A Graph Based End To End Defect Prediction Framework
Summary :
Software defect prediction is one of the most explored research topics in software engineering. Modern software applications are often overly complicated and prone to failures. Software defect prediction (SDP) can alert on the risk of failure of a software component in the initial stages of development and help developers to appropriately schedule and prioritize their test efforts, reduce costs, and ensure software quality. Traditional statistical software defect prediction tools are always time-consuming and ineffective. We argue that machine learning algorithms with its ability in learning, classification, knowledge representation, etc. can capture useful properties of code that are difficult to extract by humans or other alternative research methods. However, the performance of machine learning tools varies depending on the quality of input data. Since the programming languages of modern applications hold increasingly complex characteristics which are difficult to understand, it is a prerequisite to provide a powerful representation of code analysis that can explore deeply the code software artifacts and capture useful information from different levels of abstraction of the programs. For these reasons, many efforts have been made to propose an efficient defect prediction tool, but the achievements do not represent yet high performance.
In this thesis, we focus on software defect prediction and propose a novel deep learning-based technique to enhance existing defect prediction approaches. To build predictive models, previous studies focused on classic machine learning algorithms and handcrafted traditional features (i.e., software metrics). The software metrics are designed manually to capture the static properties of the code. Such methods are time-consuming and inaccurate since they fail to capture the semantic meanings of programs. Recently, researchers exploited deep learning algorithms based on either tree representations of programs or precise graphs representing program execution flows. However, these models do not offer high performance and do not cover all types of bugs. They often fail to capture intra-procedural dependencies. Indeed, several bugs are related to these dependencies. Such information is important in modelling program functionality and can lead to a more accurate defect prediction.

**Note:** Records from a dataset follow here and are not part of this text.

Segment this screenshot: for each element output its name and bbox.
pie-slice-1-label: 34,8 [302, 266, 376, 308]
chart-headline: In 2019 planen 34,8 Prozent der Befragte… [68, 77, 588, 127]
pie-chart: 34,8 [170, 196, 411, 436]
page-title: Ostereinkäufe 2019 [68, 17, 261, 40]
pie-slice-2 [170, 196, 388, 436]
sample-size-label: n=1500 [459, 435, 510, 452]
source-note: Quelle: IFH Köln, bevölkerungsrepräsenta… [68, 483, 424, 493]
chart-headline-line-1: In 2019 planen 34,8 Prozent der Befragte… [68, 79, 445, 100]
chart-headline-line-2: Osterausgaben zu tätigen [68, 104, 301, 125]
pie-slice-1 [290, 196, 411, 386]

The training procedure requires a sufficient historical data from a project to build a prediction model. Therefore, it is not practical for new projects, which have no or not enough historical data. An alternative solution is to train a prediction model by using data from other projects. The traditional approaches are based on metrics to select appropriate projects whose characteristics are close to the new project. However, the metrics are not enough to capture meaningful information from projects and then choose the best candidates that generalize well the new project. The differences between projects in several aspects such as the architecture, developer experience, coding style, the functional, etc. makes the selection task more complicated.
In this thesis, the emphasis was placed on two main tasks: First, to bridge the gap between programs' dependencies and defect prediction features, we propose an end-to-end deep learning algorithm to learn a powerful code representation including different levels of abstractions of code such as the syntax, the semantic and the dependencies automatically from code and further train and construct defect prediction classifier by using these complex features. The experimental results indicate that our approach can significantly improve the existing defect prediction approaches. Second, we propose a novel method to choose the best candidate projects for the project that lacks historical data. We evaluate the effectiveness of our method on 10 open-source projects. Results show that selecting carefully the projects can boost the performance of existing techniques and even of our proposed defect prediction framework, which considers all the other available projects and does not involve any selection strategy of projects.
Keywords: Defect Prediction; Deep Learning; Code Property Graph; Graph Conventional Neural Network; Abstract Syntax Tree; Control Flow Graph; Program Dependency Graph; Program Analysis.